Passei quase de repente de um estado meio sonâmbulo provocado pela leveza do sonho da tua imaginação, para a realidade que, embora cheia de encantos pela forma também como a vestes, não deixa de mostrar o lado menos simpático da vida.
Mas apareces como que a contornar "sombras" , para nos avisar sempre que apesar de...tudo se resolve com boa vontade e amor. Lê-se a tua dedicação e carinho em cada gesto, em cada problema que nem o chega a ser porque estás onde és precisa. Daí o teu agradecimento ainda hoje, que não esqueceste, ao Neil. Mas quando o reconhecimento ainda floresce depois da sementeira, as tuas recordações devem transformar em saudades, acho.
Sabes, a tua escrita, o teu estilo reveste-se de uma espécie de ideal, que nos obriga a levitar!
Obrigada, minha querida!
O meu carinho num grande beijinho!
Realmente, minha doce amiga Manu, o que seria da vida sem a beleza do sonho...a realidade nem sempre nos mostra a sua face mais bela e acabamos sufocados se não nos refugiamos em nossos sonhos...mas vale a pena lutar pela concretização dos mesmos e a melhor parte é quando conseguimos tal intento. E sinto que o que me define é a minha perseverança ao lutar pelos meus objetivos.
E saudades existem sim, minha amiga, mas não a ponto de sufocar a vontade de viver o hoje com determinação e semeando sempre.

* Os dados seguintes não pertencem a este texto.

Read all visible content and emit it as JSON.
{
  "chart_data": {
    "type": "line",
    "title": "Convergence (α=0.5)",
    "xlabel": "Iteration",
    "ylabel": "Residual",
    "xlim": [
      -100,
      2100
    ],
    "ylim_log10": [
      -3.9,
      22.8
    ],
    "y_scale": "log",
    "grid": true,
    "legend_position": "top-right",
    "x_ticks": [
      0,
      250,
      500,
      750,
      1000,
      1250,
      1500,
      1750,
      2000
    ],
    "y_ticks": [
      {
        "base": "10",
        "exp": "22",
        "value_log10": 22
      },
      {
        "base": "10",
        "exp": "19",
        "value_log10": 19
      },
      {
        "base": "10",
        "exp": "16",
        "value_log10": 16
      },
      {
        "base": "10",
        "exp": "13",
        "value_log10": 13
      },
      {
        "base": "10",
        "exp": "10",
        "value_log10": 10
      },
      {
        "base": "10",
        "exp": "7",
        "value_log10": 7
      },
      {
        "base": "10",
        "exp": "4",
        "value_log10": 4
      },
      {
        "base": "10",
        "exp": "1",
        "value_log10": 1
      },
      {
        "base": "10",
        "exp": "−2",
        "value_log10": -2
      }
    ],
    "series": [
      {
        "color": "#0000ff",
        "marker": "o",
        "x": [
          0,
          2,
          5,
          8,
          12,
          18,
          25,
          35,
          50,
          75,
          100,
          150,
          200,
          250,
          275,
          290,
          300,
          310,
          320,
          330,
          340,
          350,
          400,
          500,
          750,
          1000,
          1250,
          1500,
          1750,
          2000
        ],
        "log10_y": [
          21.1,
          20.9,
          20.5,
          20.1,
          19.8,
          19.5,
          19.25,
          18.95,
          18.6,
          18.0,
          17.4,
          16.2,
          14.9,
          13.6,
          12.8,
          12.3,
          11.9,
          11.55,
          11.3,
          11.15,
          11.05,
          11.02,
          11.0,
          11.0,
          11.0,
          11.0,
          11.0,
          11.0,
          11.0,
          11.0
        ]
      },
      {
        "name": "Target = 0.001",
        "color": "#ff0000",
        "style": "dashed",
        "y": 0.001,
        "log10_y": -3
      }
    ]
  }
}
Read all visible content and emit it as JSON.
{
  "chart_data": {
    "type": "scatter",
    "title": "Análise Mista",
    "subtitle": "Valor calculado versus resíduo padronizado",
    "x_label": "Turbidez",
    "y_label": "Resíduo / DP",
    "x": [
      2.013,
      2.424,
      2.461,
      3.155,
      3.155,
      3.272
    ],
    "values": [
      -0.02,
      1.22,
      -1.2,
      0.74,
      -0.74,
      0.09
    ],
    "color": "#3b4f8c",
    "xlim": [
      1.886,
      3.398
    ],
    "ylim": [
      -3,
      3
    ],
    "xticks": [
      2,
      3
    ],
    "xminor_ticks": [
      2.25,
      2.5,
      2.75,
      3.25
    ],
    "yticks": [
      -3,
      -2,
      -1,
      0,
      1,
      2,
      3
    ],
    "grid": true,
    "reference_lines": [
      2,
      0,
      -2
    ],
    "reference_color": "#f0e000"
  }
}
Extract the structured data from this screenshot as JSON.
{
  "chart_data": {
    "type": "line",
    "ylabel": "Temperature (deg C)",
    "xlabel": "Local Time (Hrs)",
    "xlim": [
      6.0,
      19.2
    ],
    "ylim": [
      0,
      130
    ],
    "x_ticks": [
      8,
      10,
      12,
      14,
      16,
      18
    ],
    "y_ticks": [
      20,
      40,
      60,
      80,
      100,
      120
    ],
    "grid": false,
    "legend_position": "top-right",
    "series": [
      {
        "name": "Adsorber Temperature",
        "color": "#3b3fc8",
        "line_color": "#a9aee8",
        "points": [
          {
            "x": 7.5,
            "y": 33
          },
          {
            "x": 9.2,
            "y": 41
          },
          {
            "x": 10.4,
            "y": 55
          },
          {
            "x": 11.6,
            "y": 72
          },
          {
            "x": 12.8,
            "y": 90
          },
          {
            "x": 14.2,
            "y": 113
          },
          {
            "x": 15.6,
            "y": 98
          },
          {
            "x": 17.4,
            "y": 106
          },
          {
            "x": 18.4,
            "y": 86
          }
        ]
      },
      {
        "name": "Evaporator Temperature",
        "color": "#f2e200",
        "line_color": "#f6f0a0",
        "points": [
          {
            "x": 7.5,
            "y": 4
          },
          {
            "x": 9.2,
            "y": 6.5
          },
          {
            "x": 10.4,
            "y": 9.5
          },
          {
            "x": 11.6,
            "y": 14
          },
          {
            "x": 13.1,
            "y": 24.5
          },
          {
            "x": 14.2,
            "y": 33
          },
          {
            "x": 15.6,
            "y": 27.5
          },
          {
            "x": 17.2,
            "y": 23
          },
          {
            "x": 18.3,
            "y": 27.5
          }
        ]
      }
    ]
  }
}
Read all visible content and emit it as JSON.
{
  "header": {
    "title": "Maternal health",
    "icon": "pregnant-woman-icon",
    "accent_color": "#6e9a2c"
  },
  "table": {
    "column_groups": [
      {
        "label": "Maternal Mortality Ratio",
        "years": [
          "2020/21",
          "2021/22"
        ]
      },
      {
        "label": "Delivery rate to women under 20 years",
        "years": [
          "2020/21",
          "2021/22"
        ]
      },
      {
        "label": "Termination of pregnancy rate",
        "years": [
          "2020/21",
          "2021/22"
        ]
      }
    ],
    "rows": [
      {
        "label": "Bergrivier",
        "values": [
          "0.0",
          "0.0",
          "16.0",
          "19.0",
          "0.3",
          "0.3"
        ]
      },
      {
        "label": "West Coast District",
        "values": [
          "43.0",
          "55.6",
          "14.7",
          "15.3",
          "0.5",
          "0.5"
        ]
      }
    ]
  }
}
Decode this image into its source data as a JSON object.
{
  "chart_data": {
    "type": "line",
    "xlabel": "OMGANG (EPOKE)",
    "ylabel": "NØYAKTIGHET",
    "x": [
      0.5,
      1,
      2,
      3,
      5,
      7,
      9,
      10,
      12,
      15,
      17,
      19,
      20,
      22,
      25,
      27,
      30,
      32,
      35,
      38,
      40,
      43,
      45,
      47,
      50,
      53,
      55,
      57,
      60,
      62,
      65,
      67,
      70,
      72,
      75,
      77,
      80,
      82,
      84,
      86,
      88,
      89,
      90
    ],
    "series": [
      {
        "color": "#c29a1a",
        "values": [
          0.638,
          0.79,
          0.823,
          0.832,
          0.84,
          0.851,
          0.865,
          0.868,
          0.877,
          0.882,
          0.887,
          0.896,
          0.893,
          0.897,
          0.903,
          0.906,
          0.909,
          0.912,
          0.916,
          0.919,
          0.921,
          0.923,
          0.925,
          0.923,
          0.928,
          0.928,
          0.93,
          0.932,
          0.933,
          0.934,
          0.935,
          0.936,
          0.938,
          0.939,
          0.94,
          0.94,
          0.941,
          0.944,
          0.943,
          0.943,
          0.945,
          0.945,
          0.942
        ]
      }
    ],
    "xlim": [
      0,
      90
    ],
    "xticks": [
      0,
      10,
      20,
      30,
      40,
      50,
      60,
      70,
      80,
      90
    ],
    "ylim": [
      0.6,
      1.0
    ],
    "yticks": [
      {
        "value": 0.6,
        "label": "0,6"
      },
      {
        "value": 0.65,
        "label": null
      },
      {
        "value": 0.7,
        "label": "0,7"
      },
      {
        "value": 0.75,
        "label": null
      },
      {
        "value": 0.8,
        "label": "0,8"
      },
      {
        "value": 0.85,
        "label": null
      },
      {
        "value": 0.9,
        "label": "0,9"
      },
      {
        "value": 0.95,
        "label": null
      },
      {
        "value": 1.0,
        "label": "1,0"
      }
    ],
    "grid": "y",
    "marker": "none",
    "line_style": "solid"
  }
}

E quem deve agradecer sou eu, por tuas palavras tão carinhosas e repletas de tua costumeira generosidade.
Um afago neste teu gentil coração.
Leninha sua forma de nós contar nos prende de forma deliciosa, havia perdido teu caminho mas hoje encontrei obrigada amiga por estes momentos mágicos bjo
Oi Leninha! Para mim, pessoas assim que aparecem e fazem diferenças na vida de outros que precisam de uma forma ou de outra, são anjos no mais puro sentido. As crianças tiveram anjos!
Estou aqui na expectativa da caixa! rs
Abraço
A gente nasce assim mesmo:
Vive e revive o contar.
Mesmo as palavras a esmo
Deixam a Alma sonhar.
Beijo
SOL
Sempre adorável, ler suas memórias... tem um quê de encanto... e que bela ajuda, ganhou a nossa querida senhorinha e seus aluninhos, hein?
Já estou esperando por mais... beijos e boa semana, minha querida.